Creating seasonal dishes, says LaBant, just means that when strawberries or asparagus or corn are in season, you use them. “All foods have a season. As leaves change and I smell the first fire in a fireplace, I think about squash and pumpkin. Like a kid getting excited around Christmas, in August I get excited about tomatoes,” he explains.

To taste firsthand the advantages of eating seasonal dishes, LaBant suggests buying two or three organic apples from small farms or fruit growers and the same number from the supermarket, and comparing how they taste. “If you’re eating an apple in the fall, it has a lot more flavor than the ‘super’ apple,” says LaBant, adding that it’s also good to support the small farmer who’s trying to grow food the healthy way.

LaBant works directly with a local farmer who supplies three restaurants and a few families from her two-acre farm. He takes as much produce as he can, and then he creates his menu, depending on what foods he can get. On occasion, the produce mix might not yield enough ingredients for every salad, for example, to look identical on a given night, but each will have a great medley of fresh ingredients.

As a restaurateur, Labant can’t shut down in the dead of winter when there’s no fresh seasonal food available locally, but like the generations before him, he’ll switch to summer crops that were pickled or canned in preparation for the winter and to vegetables stored in a root cellar.

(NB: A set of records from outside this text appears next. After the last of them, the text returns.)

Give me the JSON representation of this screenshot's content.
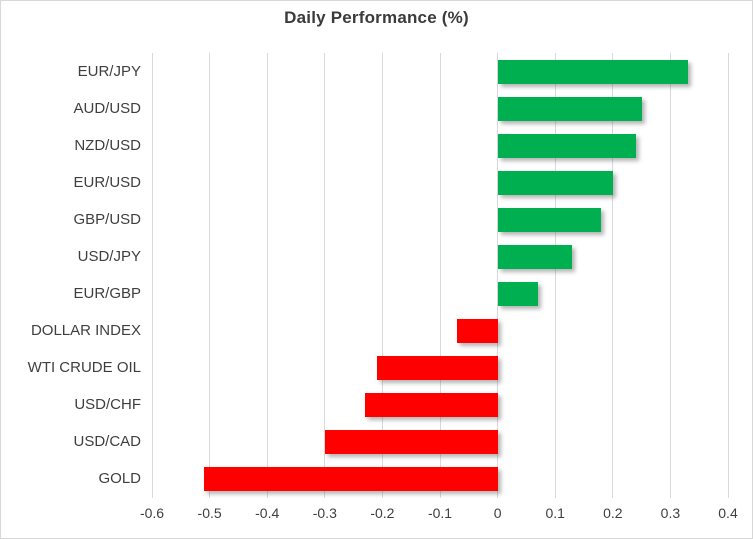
{
  "chart_data": {
    "type": "bar",
    "orientation": "horizontal",
    "title": "Daily Performance (%)",
    "categories": [
      "EUR/JPY",
      "AUD/USD",
      "NZD/USD",
      "EUR/USD",
      "GBP/USD",
      "USD/JPY",
      "EUR/GBP",
      "DOLLAR INDEX",
      "WTI CRUDE OIL",
      "USD/CHF",
      "USD/CAD",
      "GOLD"
    ],
    "values": [
      0.33,
      0.25,
      0.24,
      0.2,
      0.18,
      0.13,
      0.07,
      -0.07,
      -0.21,
      -0.23,
      -0.3,
      -0.51
    ],
    "xlabel": "",
    "ylabel": "",
    "xlim": [
      -0.6,
      0.4
    ],
    "xticks": [
      -0.6,
      -0.5,
      -0.4,
      -0.3,
      -0.2,
      -0.1,
      0,
      0.1,
      0.2,
      0.3,
      0.4
    ],
    "xtick_labels": [
      "-0.6",
      "-0.5",
      "-0.4",
      "-0.3",
      "-0.2",
      "-0.1",
      "0",
      "0.1",
      "0.2",
      "0.3",
      "0.4"
    ],
    "grid": true,
    "legend": false,
    "colors": {
      "positive": "#00b050",
      "negative": "#ff0000",
      "gridline": "#d9d9d9",
      "text": "#3f3f3f",
      "title_text": "#3b3b3b"
    }
  }
}
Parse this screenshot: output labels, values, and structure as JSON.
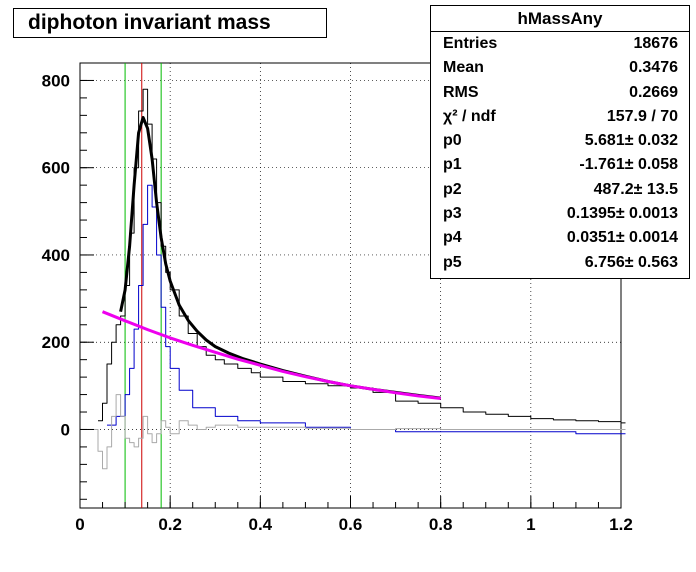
{
  "title": "diphoton invariant mass",
  "stats": {
    "name": "hMassAny",
    "rows": [
      {
        "label": "Entries",
        "value": "18676"
      },
      {
        "label": "Mean",
        "value": "0.3476"
      },
      {
        "label": "RMS",
        "value": "0.2669"
      },
      {
        "label": "χ² / ndf",
        "value": "157.9 / 70"
      },
      {
        "label": "p0",
        "value": "5.681± 0.032"
      },
      {
        "label": "p1",
        "value": "-1.761± 0.058"
      },
      {
        "label": "p2",
        "value": "487.2± 13.5"
      },
      {
        "label": "p3",
        "value": "0.1395± 0.0013"
      },
      {
        "label": "p4",
        "value": "0.0351± 0.0014"
      },
      {
        "label": "p5",
        "value": "6.756± 0.563"
      }
    ]
  },
  "chart_data": {
    "type": "line",
    "xlim": [
      0,
      1.2
    ],
    "ylim": [
      -180,
      840
    ],
    "grid": true,
    "xticks": [
      "0",
      "0.2",
      "0.4",
      "0.6",
      "0.8",
      "1",
      "1.2"
    ],
    "yticks": [
      "0",
      "200",
      "400",
      "600",
      "800"
    ],
    "colors": {
      "total": "#000000",
      "blue": "#0000cc",
      "gray": "#aaaaaa",
      "fit": "#000000",
      "bkg": "#ee00ee",
      "red": "#cc0000",
      "green": "#00bb00"
    },
    "series": [
      {
        "key": "total",
        "x": [
          0.04,
          0.05,
          0.06,
          0.07,
          0.08,
          0.09,
          0.1,
          0.11,
          0.12,
          0.13,
          0.14,
          0.15,
          0.16,
          0.17,
          0.18,
          0.19,
          0.2,
          0.22,
          0.24,
          0.26,
          0.28,
          0.3,
          0.32,
          0.35,
          0.38,
          0.4,
          0.45,
          0.5,
          0.55,
          0.6,
          0.65,
          0.7,
          0.75,
          0.8,
          0.85,
          0.9,
          0.95,
          1.0,
          1.05,
          1.1,
          1.15,
          1.2
        ],
        "y": [
          20,
          60,
          150,
          200,
          240,
          260,
          330,
          450,
          600,
          730,
          780,
          700,
          620,
          520,
          420,
          360,
          320,
          260,
          220,
          190,
          170,
          160,
          150,
          140,
          130,
          120,
          110,
          105,
          100,
          95,
          85,
          65,
          60,
          50,
          40,
          35,
          30,
          25,
          22,
          20,
          18,
          15
        ]
      },
      {
        "key": "blue",
        "x": [
          0.06,
          0.08,
          0.1,
          0.11,
          0.12,
          0.13,
          0.14,
          0.15,
          0.16,
          0.17,
          0.18,
          0.19,
          0.2,
          0.22,
          0.25,
          0.3,
          0.35,
          0.4,
          0.5,
          0.6,
          0.7,
          0.8,
          0.9,
          1.0,
          1.1,
          1.2
        ],
        "y": [
          10,
          30,
          80,
          140,
          230,
          330,
          470,
          560,
          510,
          400,
          280,
          190,
          140,
          90,
          50,
          30,
          20,
          15,
          5,
          0,
          -5,
          -5,
          -5,
          -5,
          -10,
          -10
        ]
      },
      {
        "key": "gray",
        "x": [
          0.03,
          0.04,
          0.05,
          0.06,
          0.07,
          0.08,
          0.09,
          0.1,
          0.11,
          0.12,
          0.13,
          0.14,
          0.15,
          0.16,
          0.17,
          0.18,
          0.19,
          0.2,
          0.22,
          0.24,
          0.26,
          0.28,
          0.3,
          0.35,
          0.4,
          0.5,
          0.6,
          0.7,
          0.8,
          1.2
        ],
        "y": [
          0,
          -50,
          -90,
          -40,
          30,
          80,
          30,
          -20,
          -30,
          -40,
          -20,
          30,
          -10,
          -30,
          -10,
          20,
          5,
          -10,
          20,
          10,
          0,
          5,
          10,
          5,
          5,
          3,
          0,
          2,
          0,
          0
        ]
      },
      {
        "key": "fit",
        "x": [
          0.09,
          0.1,
          0.11,
          0.12,
          0.13,
          0.14,
          0.15,
          0.16,
          0.17,
          0.18,
          0.19,
          0.2,
          0.22,
          0.24,
          0.26,
          0.28,
          0.3,
          0.33,
          0.36,
          0.4,
          0.45,
          0.5,
          0.55,
          0.6,
          0.65,
          0.7,
          0.75,
          0.8
        ],
        "y": [
          270,
          320,
          420,
          560,
          680,
          715,
          690,
          620,
          520,
          440,
          380,
          340,
          285,
          250,
          225,
          205,
          190,
          175,
          163,
          150,
          135,
          122,
          110,
          100,
          92,
          85,
          78,
          72
        ]
      },
      {
        "key": "bkg",
        "x": [
          0.05,
          0.1,
          0.15,
          0.2,
          0.25,
          0.3,
          0.35,
          0.4,
          0.45,
          0.5,
          0.55,
          0.6,
          0.65,
          0.7,
          0.75,
          0.8
        ],
        "y": [
          270,
          249,
          229,
          210,
          193,
          177,
          161,
          147,
          133,
          121,
          110,
          100,
          92,
          84,
          77,
          71
        ]
      }
    ],
    "vlines": [
      {
        "key": "green",
        "x": 0.1
      },
      {
        "key": "red",
        "x": 0.137
      },
      {
        "key": "green",
        "x": 0.18
      }
    ]
  }
}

He’ll then look at what’s in season in other parts of the country, like citrus from Florida fruit growers and pineapple from Hawaii where it’s actually growing in season. What he won’t serve is a dish that would be totally out of place in winter, like a summery salad. “With FedEx, we have the ability to get ingredients from anywhere [in the world], but if you put blinders on and work only with what you have, you’re forced to be creative.” And a better cook.

LaBant translates his approach for the home cook this way: “Try not to come up with the perfect recipe, then force the ingredients into that recipe.” In other words, let what’s fresh and available determine your meals — don’t decide to make a peach cobbler in January when peaches aren’t in season.